I have modified the code using the fix above and still i am getting the duplicates but before you RAGE!!!!! let me give more context...

The reason i have the subtract tables is because the genious who designed the sql database seperated all the departments into their own table and then some how managed to generate some random ass number that didnt get duplicated once, then when i come around and rewrite it using what i thought was the same logic (going from visual basic to php) i end up getting these stupid duplicates...

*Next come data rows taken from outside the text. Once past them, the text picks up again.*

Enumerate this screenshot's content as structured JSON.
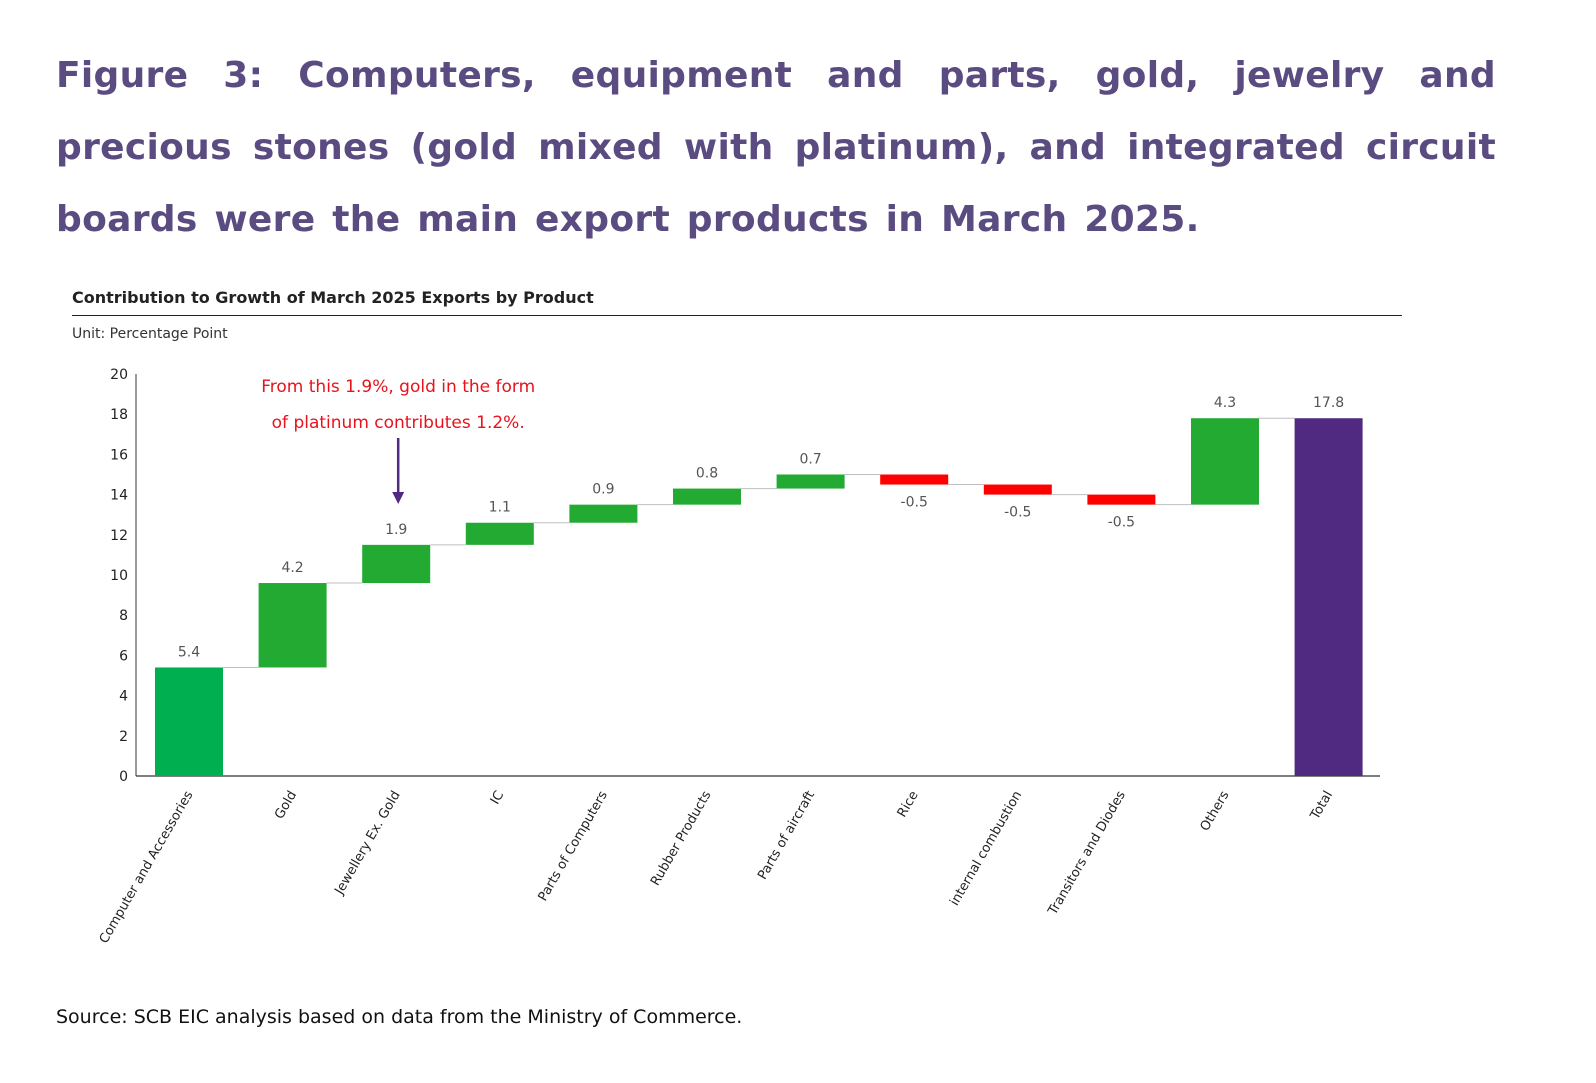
{
  "figure": {
    "title": "Figure 3: Computers, equipment and parts, gold, jewelry and precious stones (gold mixed with platinum), and integrated circuit boards were the main export products in March 2025.",
    "source": "Source: SCB EIC analysis based on data from the Ministry of Commerce."
  },
  "chart_data": {
    "type": "waterfall",
    "title": "Contribution to Growth of March 2025 Exports by Product",
    "unit": "Unit: Percentage Point",
    "categories": [
      "Computer and Accessories",
      "Gold",
      "Jewellery Ex. Gold",
      "IC",
      "Parts of Computers",
      "Rubber Products",
      "Parts of aircraft",
      "Rice",
      "internal combustion",
      "Transitors and Diodes",
      "Others",
      "Total"
    ],
    "values": [
      5.4,
      4.2,
      1.9,
      1.1,
      0.9,
      0.8,
      0.7,
      -0.5,
      -0.5,
      -0.5,
      4.3,
      17.8
    ],
    "value_labels": [
      "5.4",
      "4.2",
      "1.9",
      "1.1",
      "0.9",
      "0.8",
      "0.7",
      "-0.5",
      "-0.5",
      "-0.5",
      "4.3",
      "17.8"
    ],
    "is_total": [
      false,
      false,
      false,
      false,
      false,
      false,
      false,
      false,
      false,
      false,
      false,
      true
    ],
    "ylim": [
      0,
      20
    ],
    "yticks": [
      0,
      2,
      4,
      6,
      8,
      10,
      12,
      14,
      16,
      18,
      20
    ],
    "colors": {
      "increase_first": "#00b050",
      "increase": "#22aa33",
      "decrease": "#ff0000",
      "total": "#4f2a80",
      "connector": "#bfbfbf",
      "annotation": "#e8121c",
      "arrow": "#4f2a80"
    },
    "annotation": {
      "line1": "From this 1.9%, gold in the form",
      "line2": "of platinum contributes 1.2%.",
      "target_category": "Jewellery Ex. Gold"
    }
  }
}
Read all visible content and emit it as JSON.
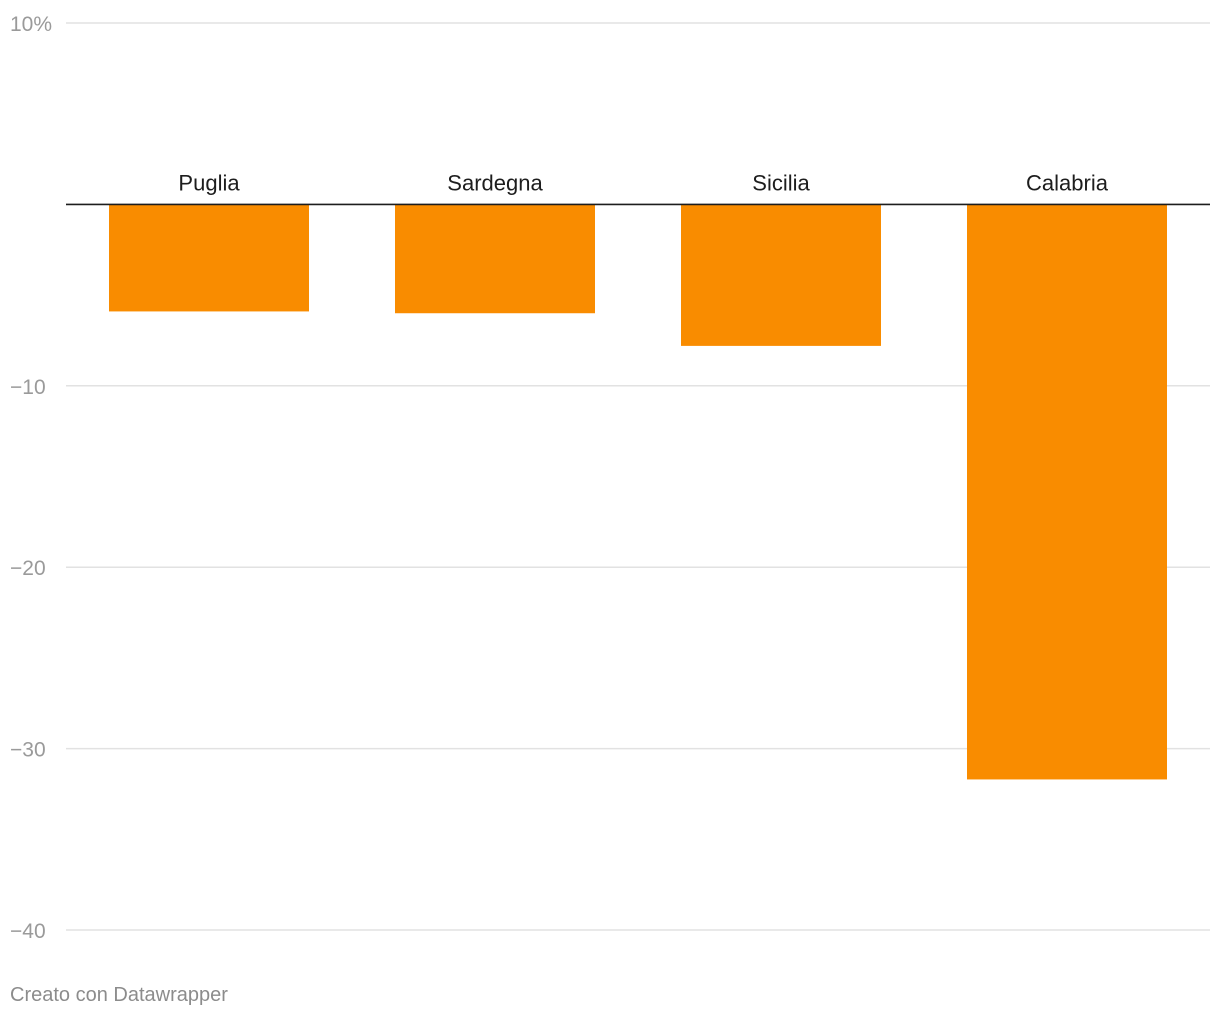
{
  "chart_data": {
    "type": "bar",
    "categories": [
      "Puglia",
      "Sardegna",
      "Sicilia",
      "Calabria"
    ],
    "values": [
      -5.9,
      -6.0,
      -7.8,
      -31.7
    ],
    "ylim": [
      -40,
      10
    ],
    "yticks": [
      10,
      -10,
      -20,
      -30,
      -40
    ],
    "ytick_labels": [
      "10%",
      "−10",
      "−20",
      "−30",
      "−40"
    ],
    "bar_color": "#f98c00",
    "grid": true,
    "title": "",
    "xlabel": "",
    "ylabel": ""
  },
  "footer": {
    "credit": "Creato con Datawrapper"
  }
}
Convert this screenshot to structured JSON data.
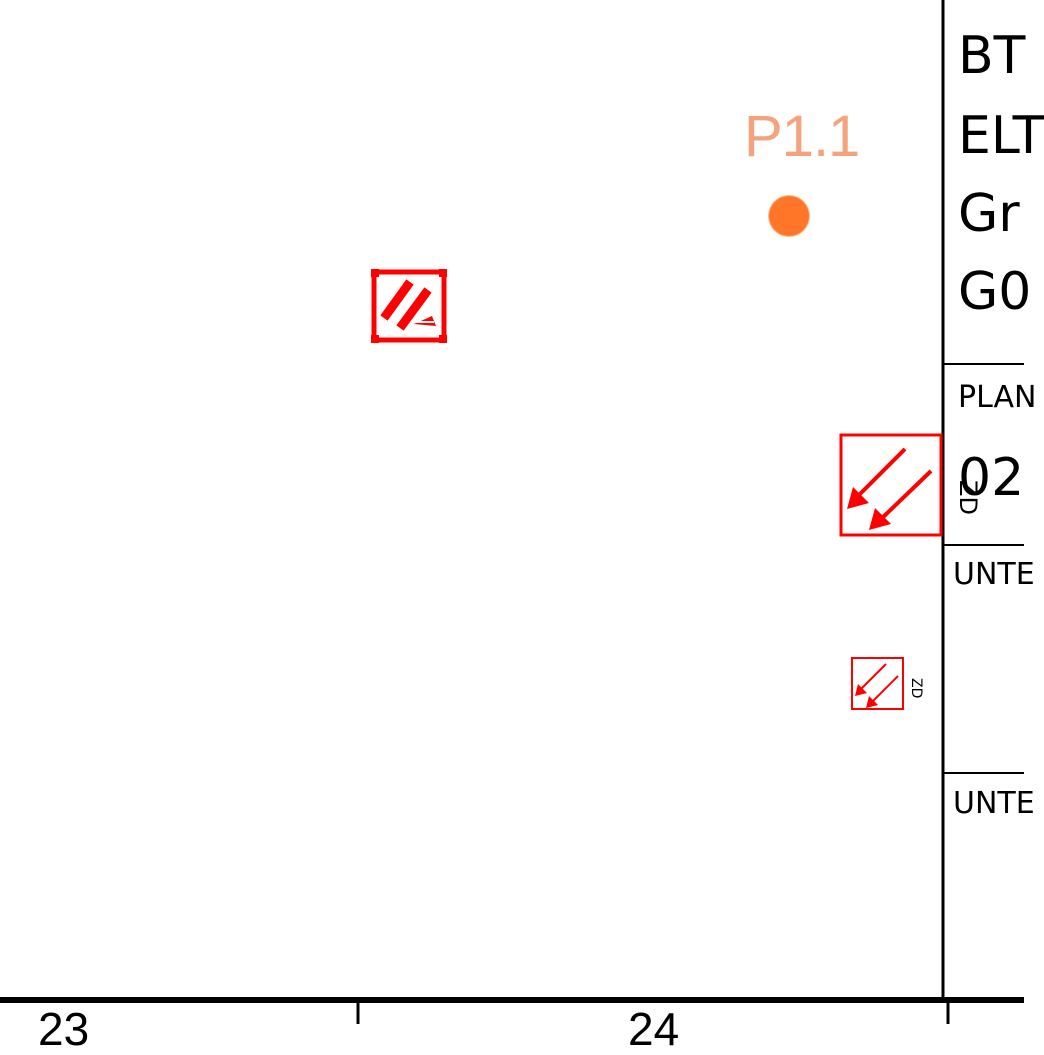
{
  "title_block": {
    "line1": "BT",
    "line2": "ELT",
    "line3": "Gr",
    "line4": "G0",
    "plan_label": "PLAN",
    "plan_number": "02",
    "untl_label_1": "UNTE",
    "untl_label_2": "UNTE"
  },
  "grid": {
    "label_left": "23",
    "label_right": "24"
  },
  "survey_point": {
    "label": "P1.1",
    "color": "#ff7628",
    "label_color": "#f4a37c"
  },
  "symbols": {
    "color": "#ff0000",
    "zd_label": "ZD",
    "icons": [
      "hatched-symbol-icon",
      "double-arrow-icon",
      "double-arrow-icon"
    ]
  }
}
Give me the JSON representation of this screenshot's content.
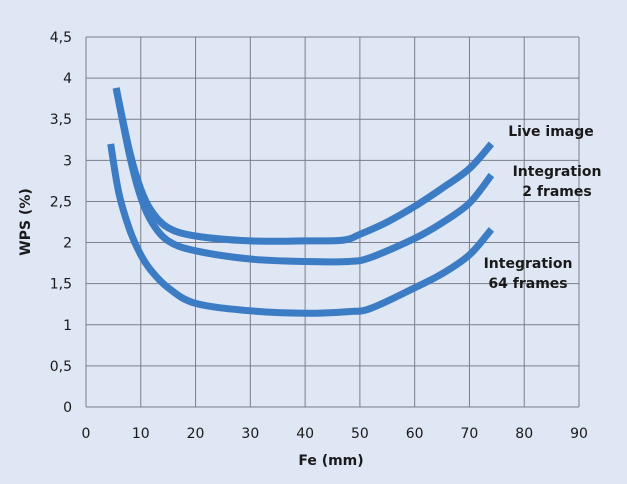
{
  "chart_data": {
    "type": "line",
    "title": "",
    "xlabel": "Fe (mm)",
    "ylabel": "WPS (%)",
    "xlim": [
      0,
      90
    ],
    "ylim": [
      0,
      4.5
    ],
    "x_ticks": [
      "0",
      "10",
      "20",
      "30",
      "40",
      "50",
      "60",
      "70",
      "80",
      "90"
    ],
    "y_ticks": [
      "0",
      "0,5",
      "1",
      "1,5",
      "2",
      "2,5",
      "3",
      "3,5",
      "4",
      "4,5"
    ],
    "grid": true,
    "line_color": "#3b7cc5",
    "background_color": "#dfe6f4",
    "series": [
      {
        "name": "Live image",
        "label_lines": [
          "Live image"
        ],
        "points": [
          [
            5.5,
            3.88
          ],
          [
            8,
            3.1
          ],
          [
            10,
            2.65
          ],
          [
            12,
            2.38
          ],
          [
            15,
            2.18
          ],
          [
            20,
            2.08
          ],
          [
            30,
            2.02
          ],
          [
            40,
            2.02
          ],
          [
            47,
            2.03
          ],
          [
            50,
            2.1
          ],
          [
            55,
            2.25
          ],
          [
            60,
            2.44
          ],
          [
            65,
            2.66
          ],
          [
            70,
            2.9
          ],
          [
            74,
            3.2
          ]
        ]
      },
      {
        "name": "Integration 2 frames",
        "label_lines": [
          "Integration",
          "2 frames"
        ],
        "points": [
          [
            5.5,
            3.88
          ],
          [
            8,
            3.05
          ],
          [
            10,
            2.55
          ],
          [
            12,
            2.25
          ],
          [
            15,
            2.02
          ],
          [
            20,
            1.9
          ],
          [
            30,
            1.8
          ],
          [
            40,
            1.77
          ],
          [
            48,
            1.77
          ],
          [
            52,
            1.82
          ],
          [
            60,
            2.05
          ],
          [
            65,
            2.24
          ],
          [
            70,
            2.48
          ],
          [
            74,
            2.82
          ]
        ]
      },
      {
        "name": "Integration 64 frames",
        "label_lines": [
          "Integration",
          "64  frames"
        ],
        "points": [
          [
            4.5,
            3.2
          ],
          [
            6,
            2.6
          ],
          [
            8,
            2.15
          ],
          [
            10,
            1.85
          ],
          [
            12,
            1.65
          ],
          [
            15,
            1.45
          ],
          [
            20,
            1.26
          ],
          [
            30,
            1.17
          ],
          [
            40,
            1.14
          ],
          [
            48,
            1.16
          ],
          [
            52,
            1.2
          ],
          [
            60,
            1.45
          ],
          [
            65,
            1.62
          ],
          [
            70,
            1.85
          ],
          [
            74,
            2.16
          ]
        ]
      }
    ]
  }
}
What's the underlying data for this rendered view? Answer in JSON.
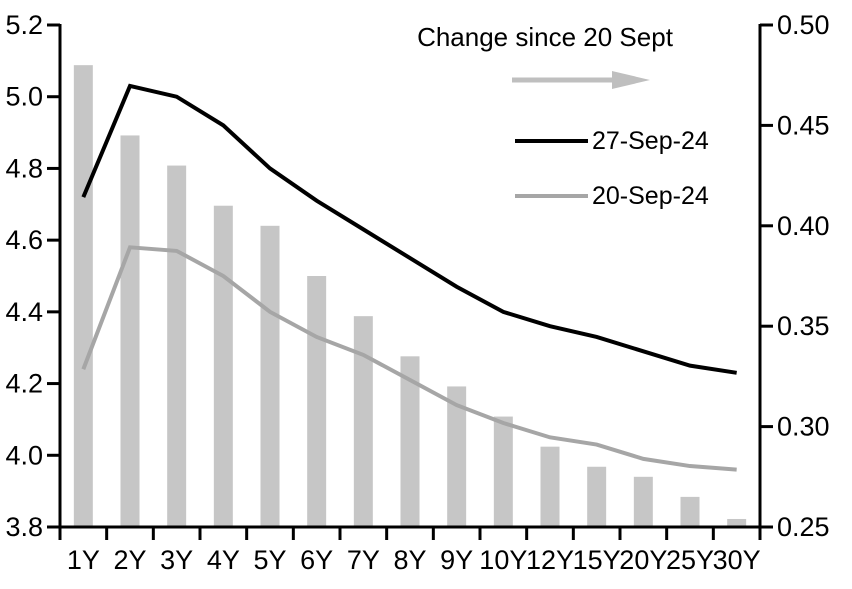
{
  "chart_data": {
    "type": "combo",
    "title": "",
    "categories": [
      "1Y",
      "2Y",
      "3Y",
      "4Y",
      "5Y",
      "6Y",
      "7Y",
      "8Y",
      "9Y",
      "10Y",
      "12Y",
      "15Y",
      "20Y",
      "25Y",
      "30Y"
    ],
    "series": [
      {
        "name": "Change since 20 Sept",
        "type": "bar",
        "axis": "right",
        "color": "#c6c6c6",
        "values": [
          0.48,
          0.445,
          0.43,
          0.41,
          0.4,
          0.375,
          0.355,
          0.335,
          0.32,
          0.305,
          0.29,
          0.28,
          0.275,
          0.265,
          0.254
        ]
      },
      {
        "name": "27-Sep-24",
        "type": "line",
        "axis": "left",
        "color": "#000000",
        "values": [
          4.72,
          5.03,
          5.0,
          4.92,
          4.8,
          4.71,
          4.63,
          4.55,
          4.47,
          4.4,
          4.36,
          4.33,
          4.29,
          4.25,
          4.23
        ]
      },
      {
        "name": "20-Sep-24",
        "type": "line",
        "axis": "left",
        "color": "#a6a6a6",
        "values": [
          4.24,
          4.58,
          4.57,
          4.5,
          4.4,
          4.33,
          4.28,
          4.21,
          4.14,
          4.09,
          4.05,
          4.03,
          3.99,
          3.97,
          3.96
        ]
      }
    ],
    "left_axis": {
      "min": 3.8,
      "max": 5.2,
      "tick_labels": [
        "5.2",
        "5.0",
        "4.8",
        "4.6",
        "4.4",
        "4.2",
        "4.0",
        "3.8"
      ]
    },
    "right_axis": {
      "min": 0.25,
      "max": 0.5,
      "tick_labels": [
        "0.50",
        "0.45",
        "0.40",
        "0.35",
        "0.30",
        "0.25"
      ]
    },
    "grid": false,
    "legend": {
      "position": "top-right",
      "arrow_color": "#bfbfbf",
      "entries": [
        "Change since 20 Sept",
        "27-Sep-24",
        "20-Sep-24"
      ]
    }
  }
}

i stripped the original code down cause i thougth maybe it was just the whole single department thing but turns out its generating dups in the co op departments so here is the code that i have so far that i believed to be working until i found out that its still letting dups through

if ($co_partner === "yes") {
    do {
        $random_number = rand(10000,10000000);
        $sql = "(SELECT sec_id FROM depart_table0 WHERE sec_id='".$random_number."')";
        for ($i=0; $i < $table_count[0]-7; $i++){
            $sql .= "UNION (SELECT sec_id FROM depart_table".$i." WHERE sec_id='".$random_number."')";
        }
        $sql_response = mysqli_query($con, $sql)or die(mysqli_error($con));

        $sql2 = "(SELECT sec_id_cop FROM depart_table0 WHERE sec_id_cop='".$random_number."')";
        for ($i=0; $i < $table_count[0]-7; $i++){
            $sql2 .= "UNION (SELECT sec_id_cop FROM depart_table".$i." WHERE sec_id_cop='".$random_number."')";
        }
        $sql_response2 = mysqli_query($con, $sql2)or die(mysqli_error($con));

    } while (mysqli_num_rows($sql_response) >= 1 || mysqli_num_rows($sql_response2) >= 1);

    do {
        $random_number_cop = rand(10000,10000000);
        $sql = "(SELECT sec_id FROM depart_table0 WHERE sec_id='".$random_number_cop."')";
        for ($i=0; $i < $table_count[0]-7; $i++){
            $sql .= "UNION (SELECT sec_id FROM depart_table".$i." WHERE sec_id='".$random_number_cop."')";
        }
        $sql_response_cop = mysqli_query($con, $sql)or die(mysqli_error($con));

        $sql2 = "(SELECT sec_id_cop FROM depart_table0 WHERE sec_id_cop='".$random_number_cop."')";
        for ($i=0; $i < $table_count[0]-7; $i++){
            $sql2 .= "UNION (SELECT sec_id_cop FROM depart_table".$i." WHERE sec_id_cop='".$random_number_cop."')";
        }
        $sql_response_cos2 = mysqli_query($con, $sql2)or die(mysqli_error($con));

    } while (mysqli_num_rows($sql_response_cop) >= 1 || mysqli_num_rows($sql_response_cos2) >= 1);
}
else {
    do {
        $random_number = rand(10000,10000000);
        $sql = "(SELECT sec_id FROM depart_table0 WHERE sec_id='".$random_number."')";
        for ($i=0; $i < $table_count[0]-7; $i++){
            $sql .= "UNION (SELECT sec_id FROM depart_table".$i." WHERE sec_id='".$random_number."')";
        }
        $sql_response = mysqli_query($con, $sql)or die(mysqli_error($con));
        $random_number_cop = 0;
    } while (mysqli_num_rows($sql_response) >= 1);
}

AND BEFORE you point out the table count - 7 THATS because there are literally on 32 departments and all the tables are named specifically depart_table0, depart_table1, depart_table2, depart_table3... and so on until 32, the data i am looking for is ONLY in those tables, the other tables (the ones being subtracted) have nothing to do with the depart tables, and forgive any rudeness i might sound like i have because my "so called" boss explained to me in the politest of ways that if i cannot fix this without rewriting it then they will just have to find someone who can which i feel was a direct attack on me so not feeling to hot right now...

thank you for the huge help to anyone willing to listen to my rant and help explain my errors.